A partir del año 2007, he realizado una serie de entrevistas a los poetas más jóvenes de Honduras; un trabajo inacabado aún, que tiene por objetivo escribir un libro que incluya obra y opinión de los autores de su generación y de las generaciones cercanas que se entrecruzan. Queda mucho por explorar aún. Honduras es un país de grandes poetas, aunque pocos son leídos. Leonel Alvarado, es un magnifico poeta y académico, con una obra reconocida en el exterior, pero poco difundida en Honduras. Publico parte de un cruce de opiniones y preguntas sobre sus dos primeros libros de poesía “Casa vacía” y “El reino de la zarza” una conversación de hace cinco años, que merece ser leída para acercarnos a Leonel Alvarado, uno de los grandes poetas hondureños que este año recibió la segunda mención del Premio Casa de Las Américas por su libro de poesía “Retratos mal hablados”.

“Casi siempre las ideas son más interesantes que lo que uno acaba escribiendo” 

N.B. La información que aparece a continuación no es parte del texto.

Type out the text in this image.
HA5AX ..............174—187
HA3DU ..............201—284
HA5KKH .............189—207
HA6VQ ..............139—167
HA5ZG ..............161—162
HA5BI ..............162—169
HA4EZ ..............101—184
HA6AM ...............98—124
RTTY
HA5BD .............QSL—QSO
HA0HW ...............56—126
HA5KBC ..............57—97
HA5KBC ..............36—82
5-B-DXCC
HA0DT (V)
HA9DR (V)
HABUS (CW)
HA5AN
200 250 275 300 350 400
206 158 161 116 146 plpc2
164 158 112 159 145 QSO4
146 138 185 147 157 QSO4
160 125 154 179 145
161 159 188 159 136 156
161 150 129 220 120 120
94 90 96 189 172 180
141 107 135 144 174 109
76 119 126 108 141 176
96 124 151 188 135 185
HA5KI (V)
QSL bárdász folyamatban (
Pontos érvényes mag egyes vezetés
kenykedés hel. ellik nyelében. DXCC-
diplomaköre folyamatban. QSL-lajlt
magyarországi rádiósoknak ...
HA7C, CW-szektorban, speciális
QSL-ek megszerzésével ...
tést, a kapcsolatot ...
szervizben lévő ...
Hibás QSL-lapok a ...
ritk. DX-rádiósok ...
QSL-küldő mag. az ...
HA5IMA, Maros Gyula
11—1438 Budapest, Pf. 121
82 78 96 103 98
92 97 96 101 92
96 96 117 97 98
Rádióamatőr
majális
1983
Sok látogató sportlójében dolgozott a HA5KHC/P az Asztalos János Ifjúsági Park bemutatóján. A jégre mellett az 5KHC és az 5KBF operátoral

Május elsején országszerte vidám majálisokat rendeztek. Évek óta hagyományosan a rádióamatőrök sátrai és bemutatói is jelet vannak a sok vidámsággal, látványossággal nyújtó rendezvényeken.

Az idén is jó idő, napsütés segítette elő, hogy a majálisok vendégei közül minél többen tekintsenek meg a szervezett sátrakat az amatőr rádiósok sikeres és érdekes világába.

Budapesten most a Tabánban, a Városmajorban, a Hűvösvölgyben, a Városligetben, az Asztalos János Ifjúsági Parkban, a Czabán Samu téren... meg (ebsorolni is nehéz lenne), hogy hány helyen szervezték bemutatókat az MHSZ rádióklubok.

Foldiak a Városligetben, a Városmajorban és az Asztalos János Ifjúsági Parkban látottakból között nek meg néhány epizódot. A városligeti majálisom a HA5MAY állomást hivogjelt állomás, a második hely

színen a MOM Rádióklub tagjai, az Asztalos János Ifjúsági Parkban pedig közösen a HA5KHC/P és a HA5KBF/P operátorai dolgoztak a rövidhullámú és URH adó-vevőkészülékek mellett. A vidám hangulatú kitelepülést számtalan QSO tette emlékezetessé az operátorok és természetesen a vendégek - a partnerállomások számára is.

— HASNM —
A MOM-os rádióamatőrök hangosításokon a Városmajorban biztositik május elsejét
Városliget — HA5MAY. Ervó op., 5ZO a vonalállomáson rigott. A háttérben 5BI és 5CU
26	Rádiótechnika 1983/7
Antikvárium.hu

SALVADOR MADRID: “Casa Vacía” se publicó en 1991, es el poema que abre otros caminos en la poesía actual del país, es un libro que se aleja del canon establecido por el realismo social en varias décadas en nuestra poesía ¿Qué lo llevó a tomar ese riesgo?

LEONEL ALVARADO: En ningún momento me planteé el libro como propuesta. Es decir, el libro era un fin en sí mismo, no una toma de posición frente al canon literario nacional. Por lo tanto, no había un afán de ruptura. Por eso confieso que esta relectura que usted me plantea, me sorprende, pues le confiere a este primer libro una importancia generacional que para mí no ha tenido. Como se sabe, en muchos casos, hay libros que salen de tomas de posición, con miras a poner a prueba un discurso, sociopolítico o meramente literario. Mi libro quizá se aleje de esa actitud más por omisión que por intención.

S.M. Usted comenta en una nota al inicio del poema, que fue escrito entre enero de 1988 y noviembre de 1990, y que entre las dos partes del poema hay un pálpito temporal de casi tres años. Es un texto reposado, en sus propias palabras es una “unidad sobre el vacío”.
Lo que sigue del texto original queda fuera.